Roof’s book is informative and well-written, but its two major interpretive themes are open to question. One of them is the hypothesis that the countercultural shift of the 1960s is responsible for the patterns now observed in the religious proclivities of younger Americans. The other theme, reflected in the title of the book, is the contention that most baby boomers are “seekers” in the realm of religion.
The counterculture did make a difference in American life, but it is likely that the trends Roof documents have older sources as well. In any event, a careful reading of the text suggests that the counterculture thesis is only the best of a variety of rather weak statistically grounded “explanations” of the trends. Roof’s seekership thesis seems even less well-grounded, unless one defines seekers as those who have ever questioned anything they learned about religion when they were children. Seekers are usually defined, however, as people for whom the religious quest is a central and compelling concern. By this more common definition, only a tiny fraction of Roof’s baby boomers qualify as seekers.
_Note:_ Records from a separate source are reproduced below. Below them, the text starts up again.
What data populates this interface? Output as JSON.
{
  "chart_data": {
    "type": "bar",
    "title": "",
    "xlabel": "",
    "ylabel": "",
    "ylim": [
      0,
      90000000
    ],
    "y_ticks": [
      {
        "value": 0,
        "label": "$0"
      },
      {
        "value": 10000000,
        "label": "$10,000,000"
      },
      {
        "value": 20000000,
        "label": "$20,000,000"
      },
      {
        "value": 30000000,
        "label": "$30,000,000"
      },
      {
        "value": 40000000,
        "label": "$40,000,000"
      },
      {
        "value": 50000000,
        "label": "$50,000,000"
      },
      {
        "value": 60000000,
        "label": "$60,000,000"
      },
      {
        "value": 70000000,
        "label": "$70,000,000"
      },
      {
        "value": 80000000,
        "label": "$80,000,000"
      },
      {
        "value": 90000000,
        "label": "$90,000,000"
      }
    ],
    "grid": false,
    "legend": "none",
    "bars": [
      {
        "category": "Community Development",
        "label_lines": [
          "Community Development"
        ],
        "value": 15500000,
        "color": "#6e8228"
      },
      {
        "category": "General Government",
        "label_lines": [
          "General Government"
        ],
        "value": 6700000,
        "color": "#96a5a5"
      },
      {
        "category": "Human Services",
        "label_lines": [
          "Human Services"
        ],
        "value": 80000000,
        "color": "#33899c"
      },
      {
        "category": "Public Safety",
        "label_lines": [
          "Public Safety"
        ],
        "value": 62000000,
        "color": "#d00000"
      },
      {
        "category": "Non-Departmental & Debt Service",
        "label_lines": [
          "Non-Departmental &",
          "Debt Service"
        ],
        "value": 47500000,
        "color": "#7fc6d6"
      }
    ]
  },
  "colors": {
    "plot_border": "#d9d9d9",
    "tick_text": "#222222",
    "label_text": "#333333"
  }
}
A very large number of religious drop-outs, for example, simply drifted away from church without knowing exactly why. Many rarely discuss religion at all. Seekers do not hesitate to drop old identities and assume new ones, but the great bulk of baby boomers have retained the denominational identities of their childhood. They may be angry unchurched Catholics or apathetic unchurched Presbyterians, but they still think of themselves as Catholics and Presbyterians. Indeed, the persistence of religious identities, however expressed, underlies the religious ferment of our times—and may just offer an interesting, if at present cloudy, prospect for the future.
Benton Johnson is Professor of Sociology at the University of Oregon.